Selain persamaan antara akhlak, etika, dan moral, sebagaimana diuraikan di atas, terdapat pula beberapa segi perbedaan yang menjadi ciri khas masing-masing. Berikut ini adalah uraian mengenai segi-segi perbedaan tersebut.
Pertama, akhlak merupakan istilah yang bersumber dari Al-Qur’an dan As-Sunnah. Nilai-nilai yang menentukan baik dan buruk, layak atau tidak sesuatu perbuatan, kelakuan, sifat, dan perangai dalam akhlak bersifat universal dan bersumber dari ajaran Allah SWT. Sementara itu etika merupakan filsafat nilai, pengetahuan tentang nilai-nilai, dan kesusilaan tentang baik dan buruk. Jadi, etika bersumber dari pemikiran yang mendalam dalam renungan filosofis, yang pada intinya bersumber dari akal sehat dan hati nurani.
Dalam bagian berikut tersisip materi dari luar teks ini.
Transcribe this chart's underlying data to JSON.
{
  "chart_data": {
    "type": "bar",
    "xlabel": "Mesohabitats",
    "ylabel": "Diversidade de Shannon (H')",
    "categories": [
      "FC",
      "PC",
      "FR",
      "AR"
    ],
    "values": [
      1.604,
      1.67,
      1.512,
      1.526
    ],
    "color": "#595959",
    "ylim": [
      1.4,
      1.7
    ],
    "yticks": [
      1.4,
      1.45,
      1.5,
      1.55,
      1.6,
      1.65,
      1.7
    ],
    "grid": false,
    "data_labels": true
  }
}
Etika bersifat temprorer, sangat bergantung pada aliran filosofis yang menjadi pilihan orang-orang yang menganutnya.
Dengan katanya lain, perbedaan di antara ketiga istilah itu adalah:
a.       Akhlak tolak ukurnya adalah Al-Qur’an dan As-Sunnah;
b.      Etika tolak ukurnya adalah pikiran atau akal;
c.       Moral tolak ukurnya adalah norma yang hidup dalam masyarakat.[9]
B.     Baik dan Buruk
1.      Pengertian
Baik dan buruk merupakan sifat yang selamanya akan menempel pada suatu benda, terlepas apakah benda itu mati ataupun hidup. Setiap ada pengertian baik maka akan ada pula pengertain buruk. Dalam mendefinisikan baik dan buruk, setiap orang pasti berbeda. Sebab, sumber penentu baik dan buruk, yaitu Tuhan dan Manusia; wahyu dan akal; agama dan filsafat. Berikut ini adalah beberapa perbedaan tersebut.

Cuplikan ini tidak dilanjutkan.